The calibration curve of the MCRS was constructed to investigate the validity of the NMR method. The calibration curves were constructed by plotting the concentrations of the three tanshinones versus that of dimethyl fumarate. Next, the linear regression lines were calculated. The calibration graph demonstrating the linearity of the NMR response with increasing concentrations of the three tanshinones was shown in Fig. 8.

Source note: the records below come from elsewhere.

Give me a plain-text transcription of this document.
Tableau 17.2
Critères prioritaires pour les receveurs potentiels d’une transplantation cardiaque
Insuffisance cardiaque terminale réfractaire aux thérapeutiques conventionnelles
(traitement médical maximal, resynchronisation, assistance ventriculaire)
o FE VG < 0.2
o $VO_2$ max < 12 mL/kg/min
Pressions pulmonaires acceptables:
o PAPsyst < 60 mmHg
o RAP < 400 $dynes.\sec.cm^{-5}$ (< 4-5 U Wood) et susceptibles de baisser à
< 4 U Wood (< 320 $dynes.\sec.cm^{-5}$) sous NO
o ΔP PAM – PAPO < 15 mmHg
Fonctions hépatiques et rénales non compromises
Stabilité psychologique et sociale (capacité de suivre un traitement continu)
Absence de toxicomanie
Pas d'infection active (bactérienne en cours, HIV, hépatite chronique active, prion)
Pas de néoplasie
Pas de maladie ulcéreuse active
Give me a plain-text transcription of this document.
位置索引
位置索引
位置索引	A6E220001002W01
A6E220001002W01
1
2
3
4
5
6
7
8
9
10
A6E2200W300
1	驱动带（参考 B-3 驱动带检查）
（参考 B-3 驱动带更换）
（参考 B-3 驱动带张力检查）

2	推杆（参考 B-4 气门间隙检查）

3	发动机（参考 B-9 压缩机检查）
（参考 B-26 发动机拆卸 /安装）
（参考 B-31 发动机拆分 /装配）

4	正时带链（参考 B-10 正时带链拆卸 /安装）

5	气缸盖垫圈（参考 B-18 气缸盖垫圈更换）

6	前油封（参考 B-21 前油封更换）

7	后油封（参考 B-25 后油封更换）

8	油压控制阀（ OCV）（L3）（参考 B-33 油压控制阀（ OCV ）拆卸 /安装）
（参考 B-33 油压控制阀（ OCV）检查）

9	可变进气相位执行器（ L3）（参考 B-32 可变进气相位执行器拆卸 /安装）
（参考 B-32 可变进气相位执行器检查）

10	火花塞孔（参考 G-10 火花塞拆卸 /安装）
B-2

Approximately 5 mg of the MCRS was dissolved into 100 mL of acetone to construct the calibration curve of the three tanshinones, corresponding to ~1.5, 0.5 and 1.7 mg of individual cryptotanshinone, tanshinone I, and tanshinone IIA, respectively. The contents of the three tanshinones in the Danshen sample were determined according to the calibration curves based on individual standards. The content of cryptotanshinone was determined at 1.635 g/100 g and 1.627 g/100 g, respectively, using MCRS and standard quantitation. Tanshinone I was detected at 0.718 g/100 g and 0.727 g/100 g, respectively, based on the two methods. Tanshinone IIA was measured at 1.953 g/100 g and 1.886 g/100 g, respectively. The mean contents of the three compounds obtained by the two methods were tested for no significance difference at the P ≤ 0.05 level. The results were compared with those obtained using individual reference standards. The deviations of the three tanshinones determined by the two methods were minimal (Fig. 9), and this could be attributed to the maximum likelihood lineshape fitting of their signals in the NMR spectrum of the MCRS.